Мы сели у себя, поставив чай и решив спокойно послушать что-нибудь «чуть-чуть пооптимистичней», и тут подействовал змий. Стали мытиться, где бы раздобыть выпить — единственный вариант — дед, «поминки» — но ведь стыдно: за кого он нас сочтёт?
Напряжение возрастало — мы нервно ходили туда-сюда, ломая и почему-то потирая руки. Не прошло и десяти минут — хоп! — заваливается дед: «Давайте, ребята, выпивать», — говорит он мягко, выставляя на стол бутылку водки и банку бражки. Тут-то мы и осознали, кто из нас алкаш.
Окончание 41.
Удалось её рассмешить. Всё было как раньше — я был необходим (в том числе и опять нёс её вещички), но как только мы дошли до перекрёстка, она сказала прощай.
И что делать?! Наелся, как дурак на поминках — есть такое выражение. Живот болит, тошно, ещё жарища. Только начало дня. Один в берлаге, всё то же. Стихов не напишешь, таблеток уже нету. Выпить — но время ещё рано, Санич только выехал в институт. Одному не хочется, да и вдвоём… — сколько можно жрать? — уже невмоготу становится… Так я сидел на той самой лавочке около «Чижика» и в очередной раз не знал как быть. На кафедру что ль сходить? Да какая сейчас мне кафедра! Как можно так жить, чтобы весь мир вокруг какого-то никчёмного Зельцера вращался? Мало ли что ль людей вокруг, кроме неё и Санича? Я почему-то никого не знаю и никого и в мыслях нет — даже эти двое едва могут сосуществовать: если я уж с Зельцером, то даже забываю о Саше и особо не хочу его видеть.
Так рассуждал я и добрался до того, что «Робинзон Крузо» Дефо — не что иное, как книга подлинного солипсизма — кстати, первая, которую я прочитал — правда наполовину вслух с матерью, которая меня заставляла из-под палки — но зато книгу воинственного суперсолипсизма («Человек-невидимка») я уже читал самостоятельно… Стать бы невидимым и устремиться за ней — понаблюдать что за бал-маскарад!..

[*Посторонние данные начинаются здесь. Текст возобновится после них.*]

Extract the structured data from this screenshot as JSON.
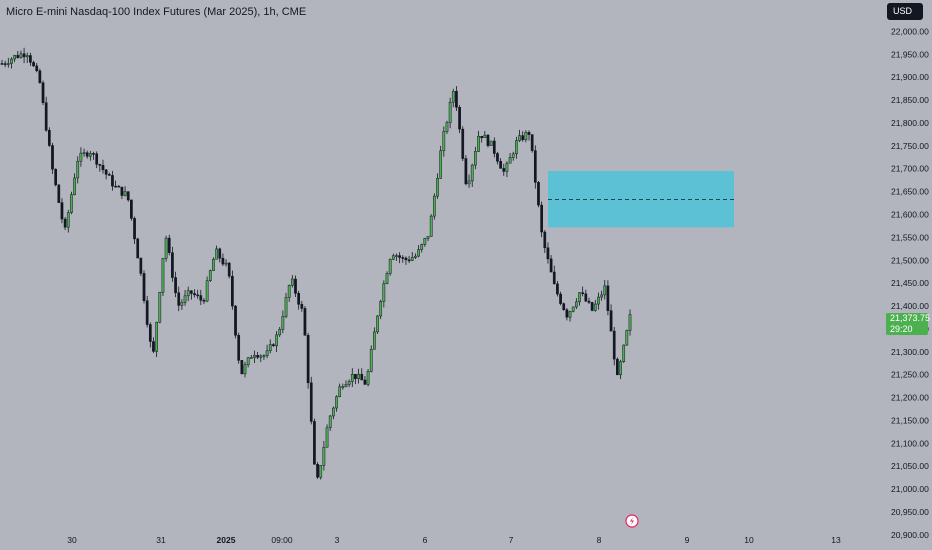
{
  "header": {
    "title": "Micro E-mini Nasdaq-100 Index Futures (Mar 2025), 1h, CME",
    "currency_label": "USD"
  },
  "price_tag": {
    "price": "21,373.75",
    "countdown": "29:20",
    "color": "#4caf50"
  },
  "colors": {
    "background": "#b2b5be",
    "up_candle": "#4caf50",
    "down_candle": "#131722",
    "zone_fill": "#4cc3d9",
    "text": "#131722"
  },
  "icons": {
    "marker": "lightning-icon"
  },
  "chart_data": {
    "type": "candlestick",
    "title": "Micro E-mini Nasdaq-100 Index Futures (Mar 2025), 1h, CME",
    "ylim": [
      20880,
      22060
    ],
    "y_ticks": [
      22000,
      21950,
      21900,
      21850,
      21800,
      21750,
      21700,
      21650,
      21600,
      21550,
      21500,
      21450,
      21400,
      21350,
      21300,
      21250,
      21200,
      21150,
      21100,
      21050,
      21000,
      20950,
      20900
    ],
    "x_tick_labels": [
      "30",
      "31",
      "2025",
      "09:00",
      "3",
      "6",
      "7",
      "8",
      "9",
      "10",
      "13"
    ],
    "x_tick_bold": [
      false,
      false,
      true,
      false,
      false,
      false,
      false,
      false,
      false,
      false,
      false
    ],
    "zone": {
      "top": 21695,
      "bottom": 21572,
      "midline": 21633
    },
    "last_price": 21373.75,
    "legend_position": "none",
    "grid": false,
    "waypoints": [
      [
        0,
        21930
      ],
      [
        1,
        21945
      ],
      [
        2,
        21955
      ],
      [
        3,
        21890
      ],
      [
        4,
        21700
      ],
      [
        5,
        21560
      ],
      [
        6,
        21720
      ],
      [
        7,
        21740
      ],
      [
        8,
        21700
      ],
      [
        9,
        21660
      ],
      [
        10,
        21640
      ],
      [
        11,
        21480
      ],
      [
        12,
        21280
      ],
      [
        13,
        21560
      ],
      [
        14,
        21400
      ],
      [
        15,
        21430
      ],
      [
        16,
        21410
      ],
      [
        17,
        21520
      ],
      [
        18,
        21480
      ],
      [
        19,
        21250
      ],
      [
        20,
        21300
      ],
      [
        21,
        21290
      ],
      [
        22,
        21340
      ],
      [
        23,
        21460
      ],
      [
        24,
        21380
      ],
      [
        25,
        21000
      ],
      [
        26,
        21150
      ],
      [
        27,
        21230
      ],
      [
        28,
        21250
      ],
      [
        29,
        21230
      ],
      [
        30,
        21400
      ],
      [
        31,
        21520
      ],
      [
        32,
        21500
      ],
      [
        33,
        21510
      ],
      [
        34,
        21560
      ],
      [
        35,
        21750
      ],
      [
        36,
        21880
      ],
      [
        37,
        21660
      ],
      [
        38,
        21780
      ],
      [
        39,
        21750
      ],
      [
        40,
        21690
      ],
      [
        41,
        21760
      ],
      [
        42,
        21780
      ],
      [
        43,
        21550
      ],
      [
        44,
        21440
      ],
      [
        45,
        21380
      ],
      [
        46,
        21430
      ],
      [
        47,
        21390
      ],
      [
        48,
        21440
      ],
      [
        49,
        21240
      ],
      [
        50,
        21375
      ]
    ]
  }
}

Вдруг меня осенило. Я пошёл на работу к Репинке — когда я ей недавно брякнул, что хочу, мол, купить пистолет, она сказала: приходи, Лошадиный Нос как раз продаёт — макаров старый, всего две тыщи. Я то не решался, а то пару раз приходил поздно, когда уж все разбредались из офиса. Теперь вот самое то.
Все были на месте и занимались фигнёй: сидели в чате и в порнушке, что-то писали, Репа с боссом на непонять откуда возникшем настоящем столе резались в настольный теннис, изредка, изловчившись, охаживая ракеткой по опрометчиво выставленному заду какого-нибудь рядового своего шершня. Что это за организация — не каждому дано понять: они же «Идущие вместе», они же «Гринпис», они же предвыборный штаб СПС и прочих всяких партий — кажется, если кому-нибудь из тамбовских насосов надо обделать дельце любой серо-замутнённости, он уже знает куда обратиться.